Red also begins to assume a greater importance in the paintings — as edging or accent or outline. Lanyon’s assemblages have now become shards of coloured glass and off-cuts of wood, studio detritus thrown together to provide clues for paintings, and it’s possible to see their forms transfigured in a painting such as ‘Antigone’ (1962). By the last room, red is counterpointing the blue, in my least favourite painting ‘Saltillo’, and in ‘Glide Path’. ‘Clevedon Bandstand’ (1964) looks oddly like a washing machine, with its white oval superimposed on an upside-down black pedestal form, and ‘Lomnica (Marica)’ brings ribbons of lilac to the red and green controversy. This last gallery looks very fresh and compelling, as Lanyon worked at full throttle: inventive, uncompromising and very much pushing the boundaries of his art.
These paintings are difficult to assimilate and take time to cast their spell. Lanyon’s later work combines a thinner application of paint with a greater build-up of surface in the form of collaged objects that complicate the structure of these semi-relief works. The colours become increasingly synthetic, and the Arctic blues I personally find so hard to take are joined by pale violet and harsh green. The white priming often shows through or beside the paint. The visitor may well benefit from lingering in the last two galleries, or returning to them having completed the circuit of the exhibition. The longer you look, the more coherent and convincing — and utterly strange — these paintings appear. Originality pulses out of them.
The exhibition is curated by the Tate’s Chris Stephens, who has made a particular study of Lanyon for more than 20 years. He has opted to focus on the technical aspects of the artist’s work, rather than responding to what Lanyon himself felt was important – his subject matter, and its relationship to his beloved Cornwall. Stephens has chosen this route in order to locate Lanyon more securely within the context of international modernism, a context that attaches greater importance to the formal or abstract aspects of art, rather than to what are perceived as such provincial and old-fashioned matters as landscape and spirit of place. Yet without that umbilical relationship to a particular landscape, Lanyon’s art would never have existed, and to assess it in purely formal terms is to diminish it.

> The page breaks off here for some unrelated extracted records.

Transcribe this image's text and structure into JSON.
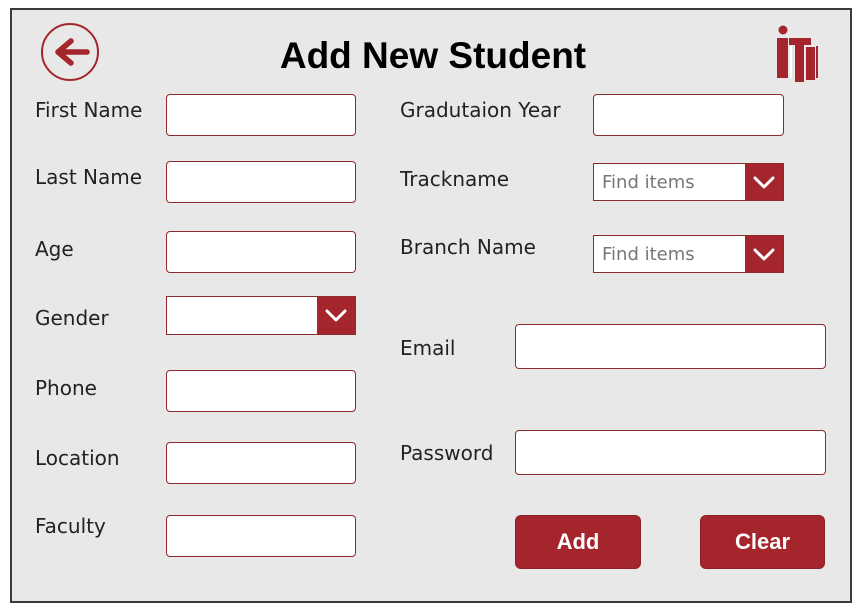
{
  "page": {
    "title": "Add New Student"
  },
  "colors": {
    "accent": "#a4262c",
    "background": "#e8e8e8",
    "field_border": "#8b2b2b"
  },
  "icons": {
    "back": "back-arrow-icon",
    "logo": "iti-logo",
    "dropdown": "chevron-down-icon"
  },
  "form": {
    "first_name": {
      "label": "First Name",
      "value": ""
    },
    "last_name": {
      "label": "Last Name",
      "value": ""
    },
    "age": {
      "label": "Age",
      "value": ""
    },
    "gender": {
      "label": "Gender",
      "selected": ""
    },
    "phone": {
      "label": "Phone",
      "value": ""
    },
    "location": {
      "label": "Location",
      "value": ""
    },
    "faculty": {
      "label": "Faculty",
      "value": ""
    },
    "graduation_year": {
      "label": "Gradutaion Year",
      "value": ""
    },
    "trackname": {
      "label": "Trackname",
      "placeholder": "Find items"
    },
    "branch_name": {
      "label": "Branch Name",
      "placeholder": "Find items"
    },
    "email": {
      "label": "Email",
      "value": ""
    },
    "password": {
      "label": "Password",
      "value": ""
    }
  },
  "actions": {
    "add_label": "Add",
    "clear_label": "Clear"
  }
}
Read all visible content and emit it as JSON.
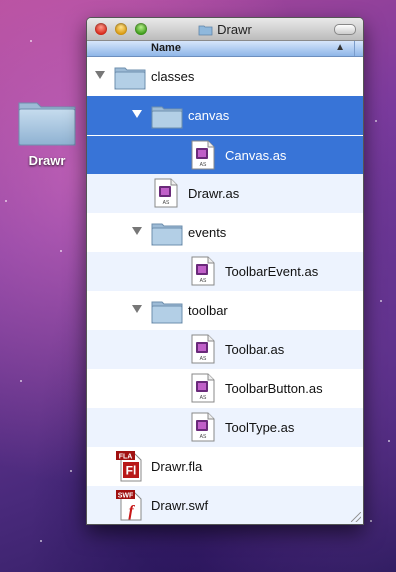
{
  "desktop": {
    "icon_label": "Drawr"
  },
  "window": {
    "title": "Drawr",
    "column_header": "Name",
    "sort_indicator": "▲"
  },
  "rows": [
    {
      "label": "classes",
      "icon": "folder-icon",
      "state": "expanded",
      "indent": 0,
      "selected": false,
      "alt": false
    },
    {
      "label": "canvas",
      "icon": "folder-icon",
      "state": "expanded",
      "indent": 1,
      "selected": true,
      "alt": false
    },
    {
      "label": "Canvas.as",
      "icon": "actionscript-file-icon",
      "state": "leaf",
      "indent": 2,
      "selected": true,
      "alt": false
    },
    {
      "label": "Drawr.as",
      "icon": "actionscript-file-icon",
      "state": "leaf",
      "indent": 1,
      "selected": false,
      "alt": true
    },
    {
      "label": "events",
      "icon": "folder-icon",
      "state": "expanded",
      "indent": 1,
      "selected": false,
      "alt": false
    },
    {
      "label": "ToolbarEvent.as",
      "icon": "actionscript-file-icon",
      "state": "leaf",
      "indent": 2,
      "selected": false,
      "alt": true
    },
    {
      "label": "toolbar",
      "icon": "folder-icon",
      "state": "expanded",
      "indent": 1,
      "selected": false,
      "alt": false
    },
    {
      "label": "Toolbar.as",
      "icon": "actionscript-file-icon",
      "state": "leaf",
      "indent": 2,
      "selected": false,
      "alt": true
    },
    {
      "label": "ToolbarButton.as",
      "icon": "actionscript-file-icon",
      "state": "leaf",
      "indent": 2,
      "selected": false,
      "alt": false
    },
    {
      "label": "ToolType.as",
      "icon": "actionscript-file-icon",
      "state": "leaf",
      "indent": 2,
      "selected": false,
      "alt": true
    },
    {
      "label": "Drawr.fla",
      "icon": "flash-fla-file-icon",
      "badge": "FLA",
      "glyph": "Fl",
      "state": "leaf",
      "indent": 0,
      "selected": false,
      "alt": false
    },
    {
      "label": "Drawr.swf",
      "icon": "flash-swf-file-icon",
      "badge": "SWF",
      "glyph": "f",
      "state": "leaf",
      "indent": 0,
      "selected": false,
      "alt": true
    }
  ],
  "colors": {
    "selection": "#3874d7",
    "alt_row": "#edf3fe",
    "folder": "#8fb8dc"
  }
}
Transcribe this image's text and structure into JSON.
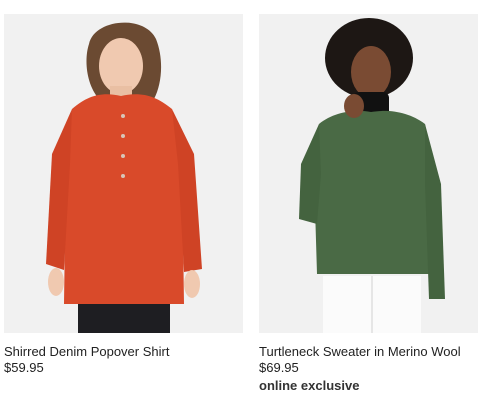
{
  "products": [
    {
      "name": "Shirred Denim Popover Shirt",
      "price": "$59.95",
      "image_icon": "product-photo-icon",
      "color": "#d94a2a"
    },
    {
      "name": "Turtleneck Sweater in Merino Wool",
      "price": "$69.95",
      "badge": "online exclusive",
      "image_icon": "product-photo-icon",
      "color": "#4a6a45"
    }
  ]
}
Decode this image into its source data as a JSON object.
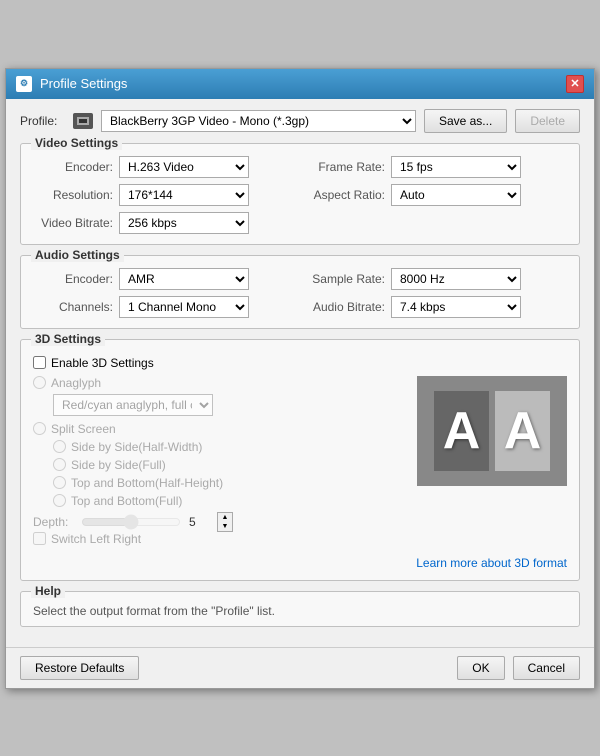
{
  "dialog": {
    "title": "Profile Settings",
    "icon": "⚙",
    "close_label": "✕"
  },
  "profile": {
    "label": "Profile:",
    "value": "BlackBerry 3GP Video - Mono (*.3gp)",
    "save_as_label": "Save as...",
    "delete_label": "Delete"
  },
  "video_settings": {
    "title": "Video Settings",
    "encoder_label": "Encoder:",
    "encoder_value": "H.263 Video",
    "resolution_label": "Resolution:",
    "resolution_value": "176*144",
    "video_bitrate_label": "Video Bitrate:",
    "video_bitrate_value": "256 kbps",
    "frame_rate_label": "Frame Rate:",
    "frame_rate_value": "15 fps",
    "aspect_ratio_label": "Aspect Ratio:",
    "aspect_ratio_value": "Auto"
  },
  "audio_settings": {
    "title": "Audio Settings",
    "encoder_label": "Encoder:",
    "encoder_value": "AMR",
    "channels_label": "Channels:",
    "channels_value": "1 Channel Mono",
    "sample_rate_label": "Sample Rate:",
    "sample_rate_value": "8000 Hz",
    "audio_bitrate_label": "Audio Bitrate:",
    "audio_bitrate_value": "7.4 kbps"
  },
  "settings_3d": {
    "title": "3D Settings",
    "enable_label": "Enable 3D Settings",
    "anaglyph_label": "Anaglyph",
    "anaglyph_value": "Red/cyan anaglyph, full color",
    "split_screen_label": "Split Screen",
    "side_by_side_half_label": "Side by Side(Half-Width)",
    "side_by_side_full_label": "Side by Side(Full)",
    "top_bottom_half_label": "Top and Bottom(Half-Height)",
    "top_bottom_full_label": "Top and Bottom(Full)",
    "depth_label": "Depth:",
    "depth_value": "5",
    "switch_lr_label": "Switch Left Right",
    "learn_more_label": "Learn more about 3D format",
    "preview_letter": "AA"
  },
  "help": {
    "title": "Help",
    "text": "Select the output format from the \"Profile\" list."
  },
  "footer": {
    "restore_label": "Restore Defaults",
    "ok_label": "OK",
    "cancel_label": "Cancel"
  }
}
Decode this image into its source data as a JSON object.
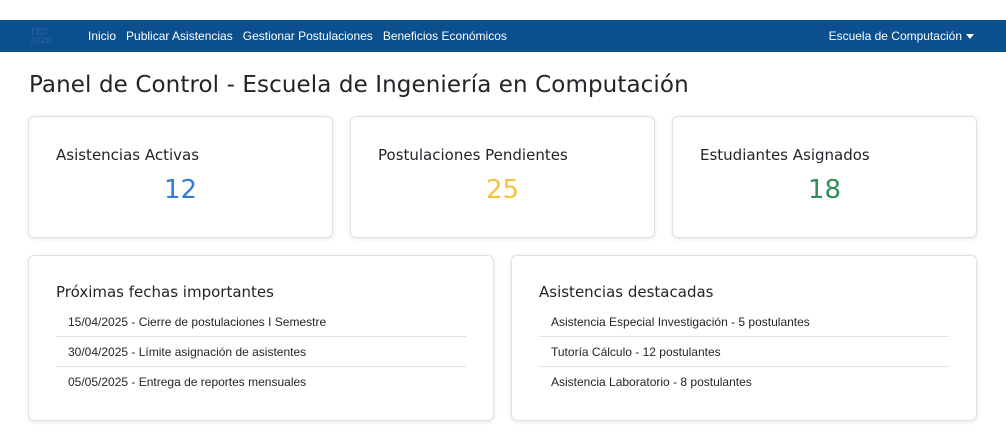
{
  "navbar": {
    "brand": "TEC 2026",
    "links": [
      "Inicio",
      "Publicar Asistencias",
      "Gestionar Postulaciones",
      "Beneficios Económicos"
    ],
    "user_menu": "Escuela de Computación"
  },
  "page_title": "Panel de Control - Escuela de Ingeniería en Computación",
  "stats": [
    {
      "label": "Asistencias Activas",
      "value": "12",
      "color": "#2f7de1"
    },
    {
      "label": "Postulaciones Pendientes",
      "value": "25",
      "color": "#f5c23e"
    },
    {
      "label": "Estudiantes Asignados",
      "value": "18",
      "color": "#2f8f57"
    }
  ],
  "dates": {
    "title": "Próximas fechas importantes",
    "items": [
      "15/04/2025 - Cierre de postulaciones I Semestre",
      "30/04/2025 - Límite asignación de asistentes",
      "05/05/2025 - Entrega de reportes mensuales"
    ]
  },
  "featured": {
    "title": "Asistencias destacadas",
    "items": [
      "Asistencia Especial Investigación - 5 postulantes",
      "Tutoría Cálculo - 12 postulantes",
      "Asistencia Laboratorio - 8 postulantes"
    ]
  }
}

Stephens contends that Lanyon’s constructions ‘were some of the most original works of art of their time’. The only precedents he finds for them are among the work of Picasso and Schwitters, yet surely they are only a development of the collage and relief technique prevalent among such contemporaries as Eileen Agar and Margaret Mellis. Lanyon, who was in the RAF during the war, recorded that ‘a mentality common to many of the air force fitters and riggers was a kind of beachcombing, to see what was interesting or valuable and good salvage…This finding something to make into something else was a fundamental part of my existence.’ It was an attitude easily adapted to his art. Lanyon saw his constructions as essential to the development of particular paintings, as preparatory studies. It is his paintings that command our attention: they are the peak of his very considerable achievement and the crown of this magnificent exhibition.